DNV’s core philosophy is that technology development and knowledge sharing increase innovation and safety. So when the industry is facing challenges, the best way of solving these is for industry players to join forces through Joint Industry Projects (JIPs). Together we in this way develop the world’s best practices and standards.
“Both the growing demand for energy and the fact that the time for easy oil is over create a continuous need for the development of new and the revision of existing standards. DNV’s philosophy is that by combining our own development resources with those of the industry, we can all achieve so much more,” emphasizes Kim Mørk, DNV Energy’s new technical director.
He continues: “That is also why every year DNV kicks off a vast number of Joint Industry Projects (JIPs) within the energy industry, thus encouraging cooperation and development between the players and authorities.
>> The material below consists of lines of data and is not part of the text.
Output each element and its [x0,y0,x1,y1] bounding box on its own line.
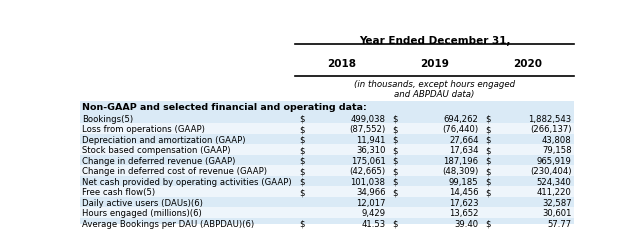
Text: (230,404): (230,404) [530,167,572,175]
Text: $: $ [299,167,304,175]
Text: Hours engaged (millions)(6): Hours engaged (millions)(6) [82,208,202,217]
Text: $: $ [299,187,304,196]
Text: $: $ [392,167,397,175]
Text: Daily active users (DAUs)(6): Daily active users (DAUs)(6) [82,198,203,207]
Text: $: $ [485,156,491,165]
Text: Change in deferred cost of revenue (GAAP): Change in deferred cost of revenue (GAAP… [82,167,267,175]
Text: Free cash flow(5): Free cash flow(5) [82,187,155,196]
Text: (in thousands, except hours engaged
and ABPDAU data): (in thousands, except hours engaged and … [354,80,515,99]
FancyBboxPatch shape [80,197,574,208]
Text: 14,456: 14,456 [449,187,478,196]
Text: $: $ [392,145,397,154]
Text: Net cash provided by operating activities (GAAP): Net cash provided by operating activitie… [82,177,292,186]
Text: (76,440): (76,440) [443,124,478,134]
Text: 32,587: 32,587 [542,198,572,207]
Text: 524,340: 524,340 [537,177,572,186]
Text: Bookings(5): Bookings(5) [82,114,133,123]
FancyBboxPatch shape [80,134,574,145]
Text: $: $ [392,124,397,134]
Text: $: $ [392,114,397,123]
Text: 57.77: 57.77 [547,219,572,228]
Text: 411,220: 411,220 [537,187,572,196]
Text: $: $ [299,124,304,134]
Text: 101,038: 101,038 [350,177,385,186]
Text: $: $ [299,219,304,228]
Text: $: $ [299,177,304,186]
Text: $: $ [392,219,397,228]
Text: 43,808: 43,808 [542,135,572,144]
Text: Non-GAAP and selected financial and operating data:: Non-GAAP and selected financial and oper… [82,102,367,111]
Text: $: $ [299,145,304,154]
Text: 965,919: 965,919 [537,156,572,165]
Text: $: $ [485,124,491,134]
Text: $: $ [485,177,491,186]
Text: 499,038: 499,038 [350,114,385,123]
FancyBboxPatch shape [80,155,574,166]
Text: $: $ [299,156,304,165]
Text: 17,634: 17,634 [449,145,478,154]
Text: 99,185: 99,185 [449,177,478,186]
Text: 2020: 2020 [513,58,542,68]
Text: 12,017: 12,017 [356,198,385,207]
Text: 30,601: 30,601 [542,208,572,217]
Text: 79,158: 79,158 [542,145,572,154]
Text: Change in deferred revenue (GAAP): Change in deferred revenue (GAAP) [82,156,235,165]
Text: Loss from operations (GAAP): Loss from operations (GAAP) [82,124,205,134]
Text: (87,552): (87,552) [349,124,385,134]
Text: 17,623: 17,623 [449,198,478,207]
Text: Stock based compensation (GAAP): Stock based compensation (GAAP) [82,145,231,154]
Text: 39.40: 39.40 [454,219,478,228]
Text: $: $ [299,114,304,123]
Text: (42,665): (42,665) [350,167,385,175]
Text: 175,061: 175,061 [351,156,385,165]
Text: $: $ [299,135,304,144]
FancyBboxPatch shape [80,124,574,134]
Text: Average Bookings per DAU (ABPDAU)(6): Average Bookings per DAU (ABPDAU)(6) [82,219,255,228]
Text: $: $ [485,135,491,144]
Text: $: $ [485,167,491,175]
Text: $: $ [485,114,491,123]
FancyBboxPatch shape [80,145,574,155]
Text: 36,310: 36,310 [356,145,385,154]
Text: 2018: 2018 [327,58,356,68]
FancyBboxPatch shape [80,208,574,218]
Text: 27,664: 27,664 [449,135,478,144]
FancyBboxPatch shape [80,218,574,229]
Text: Year Ended December 31,: Year Ended December 31, [359,36,510,46]
Text: $: $ [392,156,397,165]
Text: 9,429: 9,429 [361,208,385,217]
FancyBboxPatch shape [80,166,574,176]
Text: 41.53: 41.53 [361,219,385,228]
Text: $: $ [485,145,491,154]
Text: (48,309): (48,309) [442,167,478,175]
FancyBboxPatch shape [80,176,574,187]
Text: 11,941: 11,941 [356,135,385,144]
FancyBboxPatch shape [80,101,574,113]
Text: 187,196: 187,196 [443,156,478,165]
Text: 2019: 2019 [420,58,449,68]
FancyBboxPatch shape [80,113,574,124]
Text: Depreciation and amortization (GAAP): Depreciation and amortization (GAAP) [82,135,246,144]
Text: $: $ [392,135,397,144]
Text: (266,137): (266,137) [530,124,572,134]
FancyBboxPatch shape [80,187,574,197]
Text: 13,652: 13,652 [449,208,478,217]
Text: 694,262: 694,262 [444,114,478,123]
Text: $: $ [485,219,491,228]
Text: $: $ [485,187,491,196]
Text: 1,882,543: 1,882,543 [529,114,572,123]
Text: $: $ [392,177,397,186]
Text: $: $ [392,187,397,196]
Text: 34,966: 34,966 [356,187,385,196]
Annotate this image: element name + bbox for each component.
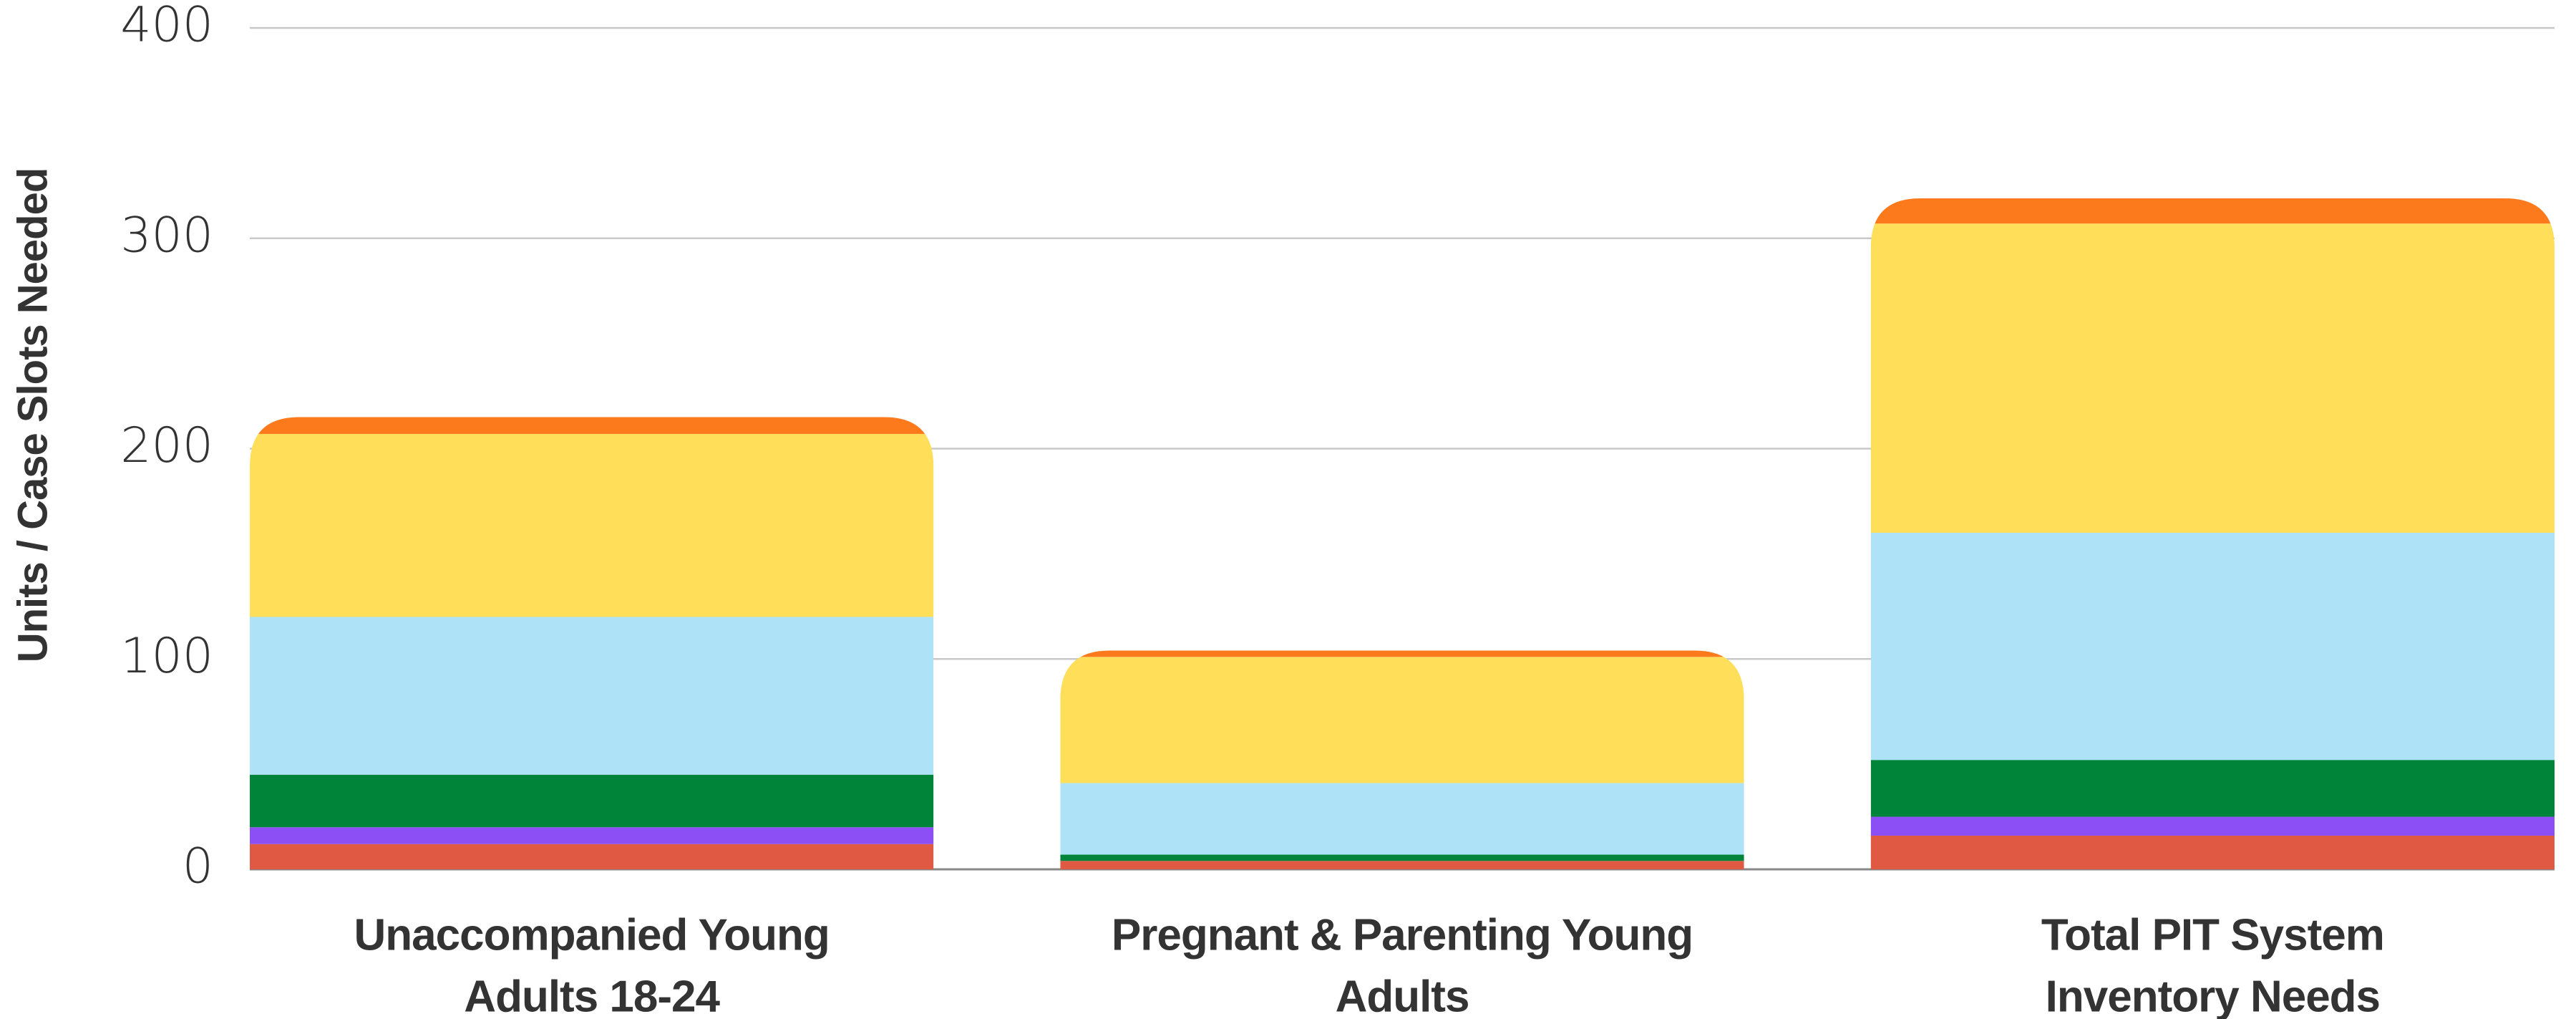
bar-segment [250, 774, 934, 828]
bar-segment [1060, 783, 1744, 855]
bar-segment [1870, 223, 2555, 533]
x-tick-label: Adults [1336, 972, 1469, 1019]
bar-segment [1870, 836, 2555, 869]
y-tick-label: 100 [120, 628, 213, 685]
bar-segment [250, 433, 934, 617]
bar-segment [1060, 861, 1744, 869]
bar-segment [1870, 198, 2555, 224]
bar-segment [1870, 760, 2555, 817]
y-axis-label: Units / Case Slots Needed [9, 168, 56, 663]
bar-segment [1060, 657, 1744, 783]
bar-stack [1870, 198, 2555, 869]
x-tick-label: Unaccompanied Young [354, 910, 830, 960]
bar-stack [250, 417, 934, 869]
bar-segment [250, 827, 934, 844]
x-tick-label: Adults 18-24 [464, 972, 720, 1019]
x-tick-label: Pregnant & Parenting Young [1112, 910, 1693, 960]
bar-stack [1060, 650, 1744, 869]
bar-segment [1060, 650, 1744, 657]
x-tick-label: Inventory Needs [2046, 972, 2380, 1019]
bar-segment [250, 617, 934, 775]
y-tick-label: 400 [120, 0, 213, 54]
bar-segment [1870, 533, 2555, 760]
bar-segment [1060, 854, 1744, 861]
bar-segment [1870, 816, 2555, 836]
bar-segment [250, 844, 934, 869]
bar-segment [250, 417, 934, 434]
x-tick-label: Total PIT System [2041, 910, 2384, 960]
y-tick-label: 0 [183, 839, 213, 895]
y-tick-label: 300 [120, 207, 213, 264]
y-tick-label: 200 [120, 417, 213, 474]
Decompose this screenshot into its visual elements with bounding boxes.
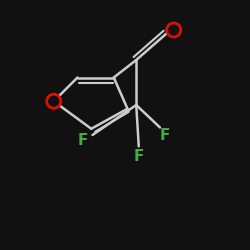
Circle shape bbox=[48, 96, 59, 107]
Text: F: F bbox=[77, 133, 88, 148]
Text: F: F bbox=[134, 149, 144, 164]
Text: F: F bbox=[160, 128, 170, 142]
Circle shape bbox=[168, 24, 179, 36]
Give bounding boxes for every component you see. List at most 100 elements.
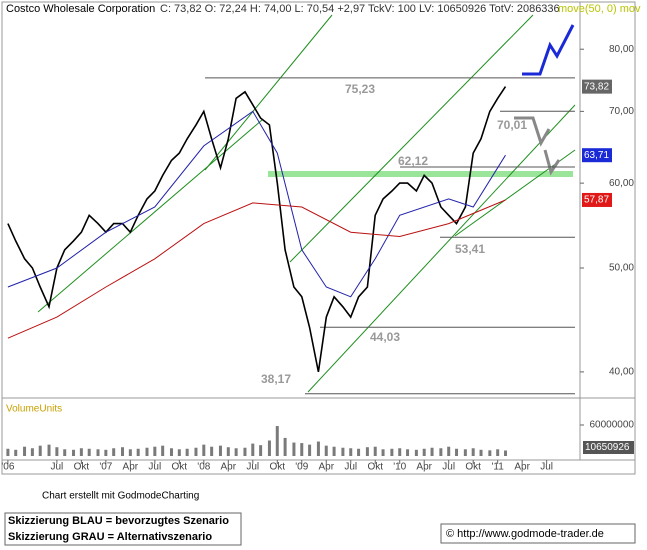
header-quote: C: 73,82 O: 72,24 H: 74,00 L: 70,54 +2,9…	[160, 3, 560, 15]
level-label: 62,12	[398, 154, 428, 168]
credit: Chart erstellt mit GodmodeCharting	[42, 491, 199, 502]
volume-bar	[422, 448, 426, 456]
series-line	[7, 86, 507, 373]
y-tick-label: 70,00	[609, 106, 634, 117]
volume-bar	[439, 448, 443, 456]
volume-bar	[72, 449, 76, 456]
last-value-box	[582, 192, 612, 207]
last-value-label: 57,87	[584, 195, 609, 206]
chart-title: Costco Wholesale Corporation	[6, 3, 155, 15]
volume-bar	[153, 446, 157, 456]
volume-bar	[341, 447, 345, 456]
volume-bar	[390, 448, 394, 456]
volume-bar	[243, 447, 247, 456]
volume-bar	[447, 446, 451, 456]
level-label: 75,23	[345, 82, 375, 96]
scenario-blue	[522, 24, 575, 76]
x-tick-label: '09	[295, 462, 308, 473]
x-tick-label: '10	[393, 462, 406, 473]
volume-bar	[496, 449, 500, 456]
volume-bar	[194, 447, 198, 456]
x-tick-label: Apr	[416, 462, 432, 473]
y-tick-label: 40,00	[609, 367, 634, 378]
y-tick-label: 60,00	[609, 178, 634, 189]
volume-bar	[471, 448, 475, 456]
x-tick-label: Okt	[74, 462, 90, 473]
volume-bar	[128, 449, 132, 456]
scenario-gray	[514, 116, 551, 147]
source-box	[440, 523, 636, 544]
x-tick-label: Apr	[514, 462, 530, 473]
scenario-gray	[543, 149, 561, 176]
legend-box	[4, 512, 242, 546]
level-label: 70,01	[497, 118, 527, 132]
x-tick-label: Jul	[50, 462, 63, 473]
legend-gray: Skizzierung GRAU = Alternativszenario	[8, 531, 212, 543]
y-tick-label: 80,00	[609, 44, 634, 55]
y-tick-label: 50,00	[609, 263, 634, 274]
volume-title: VolumeUnits	[6, 404, 62, 415]
x-tick-label: Okt	[465, 462, 481, 473]
volume-bar	[463, 449, 467, 456]
volume-bar	[251, 443, 255, 456]
volume-bar	[6, 448, 10, 456]
volume-bar	[210, 446, 214, 456]
volume-bar	[104, 449, 108, 456]
x-tick-label: Okt	[367, 462, 383, 473]
volume-bar	[38, 445, 42, 456]
volume-bar	[169, 448, 173, 456]
volume-bar	[308, 444, 312, 456]
volume-bar	[406, 449, 410, 456]
volume-bar	[30, 448, 34, 456]
volume-bar	[488, 450, 492, 456]
level-label: 38,17	[261, 372, 291, 386]
volume-bar	[218, 445, 222, 456]
x-tick-label: Okt	[172, 462, 188, 473]
last-volume-box	[583, 441, 634, 454]
volume-bar	[365, 447, 369, 456]
volume-bar	[381, 449, 385, 456]
last-value-box	[582, 148, 612, 163]
volume-bar	[226, 447, 230, 456]
volume-bar	[63, 449, 67, 456]
x-tick-label: Apr	[221, 462, 237, 473]
series-line	[7, 199, 506, 339]
x-tick-label: Apr	[123, 462, 139, 473]
volume-bar	[479, 449, 483, 456]
x-tick-label: Apr	[318, 462, 334, 473]
last-value-label: 73,82	[584, 81, 609, 92]
volume-bar	[185, 448, 189, 456]
volume-bar	[283, 437, 287, 456]
volume-bar	[79, 448, 83, 456]
x-tick-label: '11	[492, 462, 505, 473]
volume-bar	[357, 448, 361, 456]
volume-bar	[300, 443, 304, 456]
volume-bar	[414, 449, 418, 456]
volume-bar	[398, 448, 402, 456]
x-tick-label: Jul	[540, 462, 553, 473]
legend-blue: Skizzierung BLAU = bevorzugtes Szenario	[8, 515, 229, 527]
volume-bar	[275, 426, 279, 456]
volume-bar	[202, 444, 206, 456]
trend-line	[307, 104, 576, 393]
x-tick-label: Okt	[269, 462, 285, 473]
x-tick-label: '07	[99, 462, 112, 473]
volume-bar	[234, 448, 238, 456]
volume-bar	[14, 449, 18, 456]
support-zone	[268, 171, 573, 177]
volume-bar	[373, 446, 377, 456]
volume-bar	[316, 441, 320, 456]
last-value-label: 63,71	[584, 150, 609, 161]
x-tick-label: Jul	[148, 462, 161, 473]
volume-bar	[267, 440, 271, 456]
volume-bar	[55, 447, 59, 456]
trend-line	[289, 14, 534, 263]
volume-bar	[349, 448, 353, 456]
volume-bar	[87, 448, 91, 456]
x-tick-label: '06	[1, 462, 14, 473]
volume-bar	[23, 446, 27, 456]
last-volume-label: 10650926	[585, 442, 630, 453]
volume-bar	[47, 444, 51, 456]
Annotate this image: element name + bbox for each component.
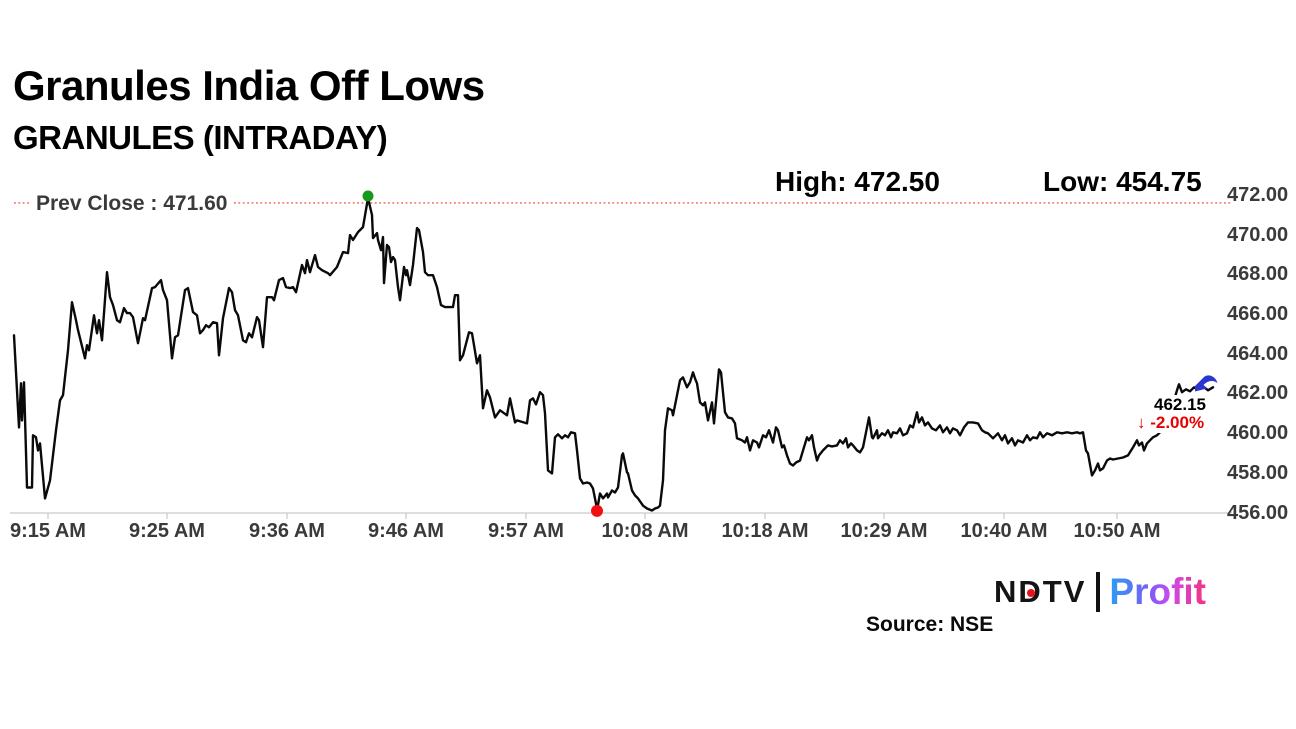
ndtv-letter-n: N [994, 574, 1019, 609]
prev-close-label: Prev Close : 471.60 [30, 193, 234, 214]
profit-wordmark: Profit [1109, 571, 1207, 612]
x-axis-label: 10:40 AM [960, 520, 1048, 542]
high-value-label: High: 472.50 [775, 166, 940, 197]
price-line [12, 196, 1215, 512]
ndtv-letter-d: D [1018, 574, 1042, 610]
x-axis-label: 9:57 AM [488, 520, 564, 542]
x-axis-label: 10:50 AM [1073, 520, 1161, 542]
y-axis-label: 464.00 [1227, 342, 1289, 365]
x-axis-label: 10:18 AM [721, 520, 809, 542]
x-axis-label: 9:36 AM [249, 520, 325, 542]
y-axis-label: 458.00 [1227, 461, 1289, 484]
y-axis-label: 472.00 [1227, 184, 1289, 206]
y-axis-label: 456.00 [1227, 501, 1289, 524]
last-price-label: 462.15 [1152, 395, 1208, 415]
y-axis-label: 470.00 [1227, 223, 1289, 246]
ndtv-red-dot-icon [1026, 588, 1035, 597]
chart-subtitle: GRANULES (INTRADAY) [13, 119, 388, 156]
high-marker-dot [362, 190, 374, 202]
page-title: Granules India Off Lows [13, 62, 485, 109]
x-axis-label: 9:46 AM [368, 520, 444, 542]
logo-divider [1096, 572, 1101, 612]
y-axis-label: 462.00 [1227, 382, 1289, 405]
source-attribution: Source: NSE [866, 613, 994, 636]
x-axis-label: 10:08 AM [601, 520, 689, 542]
low-value-label: Low: 454.75 [1043, 166, 1202, 197]
change-percent-label: ↓ -2.00% [1135, 413, 1207, 433]
y-axis-label: 468.00 [1227, 263, 1289, 286]
y-axis-label: 466.00 [1227, 303, 1289, 326]
ndtv-wordmark: NDTV [994, 574, 1086, 610]
x-axis-label: 10:29 AM [840, 520, 928, 542]
x-axis-label: 9:15 AM [10, 520, 86, 542]
x-axis-label: 9:25 AM [129, 520, 205, 542]
ndtv-profit-logo: NDTV Profit [994, 571, 1206, 613]
ndtv-letters-tv: TV [1042, 574, 1087, 609]
low-marker-dot [591, 504, 603, 517]
price-cursor-icon [1195, 375, 1218, 392]
y-axis-label: 460.00 [1227, 422, 1289, 445]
Their faith in DNV’s independence is why the energy stakeholders agree to and ask us to run such cooperative projects. Here, our role is often to develop new technologies, benchmark and qualify new approaches and to share best engineering practise from our vast knowledge base. The main driver is to balance the needs of all the stakeholders.”
In 2008, DNV facilitated 41 such joint industry ventures and the aim is to have at least the same high level this year. Some projects find solutions to specific technical challenges in the energy industry, while others aim to develop new unified global standards and recommended practices. Some great examples are projects that will provide common methodologies for the whole carbon capture, transport and storage value chain.
30th year of setting standards
DNV issued the first principles for offshore drilling platforms as far back as in 1970 and has issued a large number of new and revised codes since then. An example is DNV’s pipeline standard, which has been recognised to such an extent that about 70 percent of all offshore pipelines are designed, constructed and installed to meet its requirements.
2008 was a record year when it came to launching standards for the energy industry. DNV launched a 49 new or updated standards and recommended practices. All the major players from around the globe have been involved in developing several of these.
Increase the level of innovation
Kim Mørk emphasises that even though the world is facing difficult financial times, the challenges and risks still prevail.
“It is therefore highly important that DNV, together with the industry, continues to focus on technology development. We are ensuring that the concepts and methods are flexible, and we facilitate novel solutions to old problems by developing standards and best practices. These reflect modern design philosophy and support all stages of the decision making for the benefit of the energy industry,” concludes Kim Mørk.